Highly sensitive lipid detection and localization in atherosclerotic plaque with a dual-frequency intravascular photoacoustic/ultrasound catheter

Abstract

Intravascular photoacoustic/ultrasound (IVPA/US) is an emerging hybrid imaging modality that provides specific lipid detection and localization, while maintaining co-registered artery morphology, for diagnosis of vulnerable plaque in cardiovascular disease. However, current IVPA/US approaches based on a single-element transducer exhibit compromised performance for lipid detection due to the relatively low contrast of lipid absorption and conflicting detection bands for photoacoustic and ultrasound signals. Here, we present a dual-frequency IVPA/US catheter for highly sensitive detection and precision localization of lipids. The low frequency transducer provides enhanced photoacoustic sensitivity, while the high frequency transducer maintains state-of-the-art spatial resolution for ultrasound imaging. The boosted capability of IVPA/US imaging enables a multi-scale analysis of lipid distribution in swine with coronary atherosclerosis. The dual-frequency IVPA/US catheter has a diameter of 1 mm and flexibility to easily adapt to current catheterization procedures and is a significant step toward clinical diagnosis of vulnerable plaque.

Keywords: Ossabaw miniature swine; atherosclerotic plaque; dual-frequency; intravascular photoacoustic; lipid core.

FIGURE 1.

[Schematic of dual-frequency IVPA/US imaging.

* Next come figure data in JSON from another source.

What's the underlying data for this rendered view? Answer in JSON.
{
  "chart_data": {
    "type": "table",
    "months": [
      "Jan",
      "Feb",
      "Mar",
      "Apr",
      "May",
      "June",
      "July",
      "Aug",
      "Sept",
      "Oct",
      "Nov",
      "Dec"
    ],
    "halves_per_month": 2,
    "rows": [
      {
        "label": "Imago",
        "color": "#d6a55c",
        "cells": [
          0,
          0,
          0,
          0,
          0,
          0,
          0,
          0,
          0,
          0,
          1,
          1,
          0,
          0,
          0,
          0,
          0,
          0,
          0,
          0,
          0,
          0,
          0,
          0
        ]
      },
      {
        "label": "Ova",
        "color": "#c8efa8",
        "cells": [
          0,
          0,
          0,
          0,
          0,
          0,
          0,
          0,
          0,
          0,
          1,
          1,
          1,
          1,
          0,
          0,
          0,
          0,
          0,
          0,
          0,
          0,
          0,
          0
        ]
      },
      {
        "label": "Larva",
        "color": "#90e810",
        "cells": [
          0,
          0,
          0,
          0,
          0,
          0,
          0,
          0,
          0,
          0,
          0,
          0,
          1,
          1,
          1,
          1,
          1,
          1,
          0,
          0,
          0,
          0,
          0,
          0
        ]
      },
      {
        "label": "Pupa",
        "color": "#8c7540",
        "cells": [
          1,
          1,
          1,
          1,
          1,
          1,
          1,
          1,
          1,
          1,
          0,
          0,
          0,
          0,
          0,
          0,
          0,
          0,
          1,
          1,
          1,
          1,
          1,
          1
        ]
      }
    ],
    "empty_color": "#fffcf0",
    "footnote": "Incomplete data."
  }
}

FORJ: fiber-optic rotary joint.]

FIGURE 2.

[Dual-frequency IVPA/US catheter design and optimization. (A) Design of a dual-frequency IVPA/US catheter; (B) photograph of fabricated catheter tip; (C) entire catheter; (D) optimization of optical firing angle from the catheter tip, with the upper inset showing a zoom-in at small depth, and the lower inset depicting the geometrical relationship between fiber tip and 23 MHz transducer; (E) optimization of tilted angle of 23 MHz transducer with light firing angle of 15° to the vertical direction, the green area showing the effective detection region and acceptance angle of the transducer.]

FIGURE 3.

[Optical and electrical coupling, and time sequence design. (A) Photograph of a hybrid fiber-optic & electrical rotary joint; (B) coupled optical pulse energy monitoring during continuous 10 revolutions; (C) strategy of time sequence design of the two transducer channels.]

FIGURE 4.

[Comparison between 23 MHz and 42 MHz transducers for detection of lipid deposit in artery using a collinear catheter design. (A, B) Normalized photoacoustic images with zoom-in display of selected regions; (C, D) A-line signal and amplitude along the yellow line in (A, B); (E, F) frequency response of photoacoustic signals in (C, D). The black lines in (E, F) are responsivity of transducers characterized by measuring the ultrasound echo from a rigid surface, the blue lines are frequency domain expression of measured signal, while the red lines are their normalized result to the responsivity. (A, C, E) correspond to 23 MHz catheter, and (B, D, F) are for 42 MHz transducer.]

FIGURE 5.

[Representative imaging results and histology validation. (A) Ultrasound, (B) photoacoustic, (C) their overlaid resulting image at a representative cross-sectional location of the pig artery. The region between the blue line and green line indicates a thickened intima, i.e. atherosclerotic plaque; (D) hematoxylin and eosin histology result at the same artery location. The blue line indicates lipid core, while the yellow lines denotes its early-stage lipid deposits. Scale bar of 1 mm applies to all the panels.]

FIGURE 6.

[Photoacoustic (PA), ultrasound (US), and their overlaid images at representative positions along a pig coronary artery. Scale bar of 1 mm (right column) applies to all the panels. The blue line denotes the boundary of lumen and the green line indicates the boundary of the neo-intima layer (boundary of initial lumen). The yellow arrowed line in III indicates the acoustic shadowing behind an echogenic calcium nodule.]

FIGURE 7.

[2D and 3D overlaid photoacoustic/ultrasound images over the pullback of the IVPA/US transducer through 32 mm length of artery. (A, B) Overlaid photoacoustic/ultrasound images in yz and xz planes, respectively, (C) 3D photoacoustic/ ultrasound images of the artery with a 24 mm section length and a quarter cutaway for better visualization.]